Lastly, I observed that no two permutations lead to the same automorphism, therefore there is no double counting.

I thus came to the conclusion that there are $|Z_2 \times Z_2 \times Z_2|! = 8! = 40320$ automorphisms.

According to the brilliant though, the correct answer is 168. The justification there is:

An automorphism is determined uniquely by what elements the three
generators $(1,0,0)$, $(0,1,0)$ and $(0,0,1)$ turn into under the map.
The first one can turn into any of seven nontrivial elements. The
second one can turn into any of six elements (not the identity and not
what $(1,0,0)$ turned into). The third one can turn into any of four
elements (it can't turn into any of the four elements generated by the
images of the first two generators). So, the answer is $7 \cdot 6 \cdot 4 = 168$.

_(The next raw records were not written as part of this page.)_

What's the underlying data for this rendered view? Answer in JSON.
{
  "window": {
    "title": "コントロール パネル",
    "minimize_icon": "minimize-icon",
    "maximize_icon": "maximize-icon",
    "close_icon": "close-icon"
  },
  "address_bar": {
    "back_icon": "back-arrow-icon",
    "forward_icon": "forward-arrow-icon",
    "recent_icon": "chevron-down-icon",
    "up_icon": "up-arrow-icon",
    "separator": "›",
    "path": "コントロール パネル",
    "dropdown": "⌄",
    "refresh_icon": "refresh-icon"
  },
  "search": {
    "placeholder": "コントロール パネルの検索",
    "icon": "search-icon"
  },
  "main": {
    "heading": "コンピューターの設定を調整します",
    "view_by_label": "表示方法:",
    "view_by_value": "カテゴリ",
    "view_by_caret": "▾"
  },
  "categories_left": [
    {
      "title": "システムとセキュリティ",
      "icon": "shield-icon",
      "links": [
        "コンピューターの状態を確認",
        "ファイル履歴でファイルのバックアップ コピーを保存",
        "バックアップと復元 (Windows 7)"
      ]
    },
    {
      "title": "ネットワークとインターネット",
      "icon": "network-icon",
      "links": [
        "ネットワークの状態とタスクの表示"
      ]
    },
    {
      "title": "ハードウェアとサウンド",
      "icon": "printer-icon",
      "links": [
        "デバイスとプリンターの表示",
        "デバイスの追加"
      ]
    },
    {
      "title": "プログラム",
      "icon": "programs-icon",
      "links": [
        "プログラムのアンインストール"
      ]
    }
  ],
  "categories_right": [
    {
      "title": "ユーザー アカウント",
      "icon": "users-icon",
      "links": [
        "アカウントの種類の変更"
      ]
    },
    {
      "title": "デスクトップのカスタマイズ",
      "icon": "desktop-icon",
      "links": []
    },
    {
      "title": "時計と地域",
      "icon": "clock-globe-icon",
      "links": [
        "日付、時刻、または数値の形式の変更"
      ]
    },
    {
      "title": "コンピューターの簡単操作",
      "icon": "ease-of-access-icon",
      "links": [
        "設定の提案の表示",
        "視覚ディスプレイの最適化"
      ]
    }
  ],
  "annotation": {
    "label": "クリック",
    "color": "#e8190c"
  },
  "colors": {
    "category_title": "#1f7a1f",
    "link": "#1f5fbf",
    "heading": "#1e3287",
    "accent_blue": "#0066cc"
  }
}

In fact, the automorphism group is $GL_3({\mathbb F}_2)$, the group of
with coefficients in $\{0, 1\}$ modulo $2$.

Where did I go wrong?

Best Answer

You’ve made a subtle but very understandable mistake. You found the number of bijections from $\mathbb{Z}_2 \times \mathbb{Z}_2 \times \mathbb{Z}_2$ where you could put the group structure of $\mathbb{Z}_2 \times \mathbb{Z}_2 \times \mathbb{Z}_2$ on the image; however automorphisms don’t come with group structures, you need to work with the already existing one. For example, your definition would consider the map $f$ that swaps $(0, 0, 0)$ and ($1, 0, 0)$ and fixes everything else to be a valid automorphism. However, that map isn’t, since $f((0, 0, 0) + (0, 1, 0)) \neq f(0, 0, 0) + f(0, 1, 0)$.

The + on both sides needs to be doing the same thing for this to be an automorphism! More generally, for any homomorphism $g : G \to H$, you need $G$ and $H$ to already have group structured and for $\phi$ to respect the existing structure, not define a new one.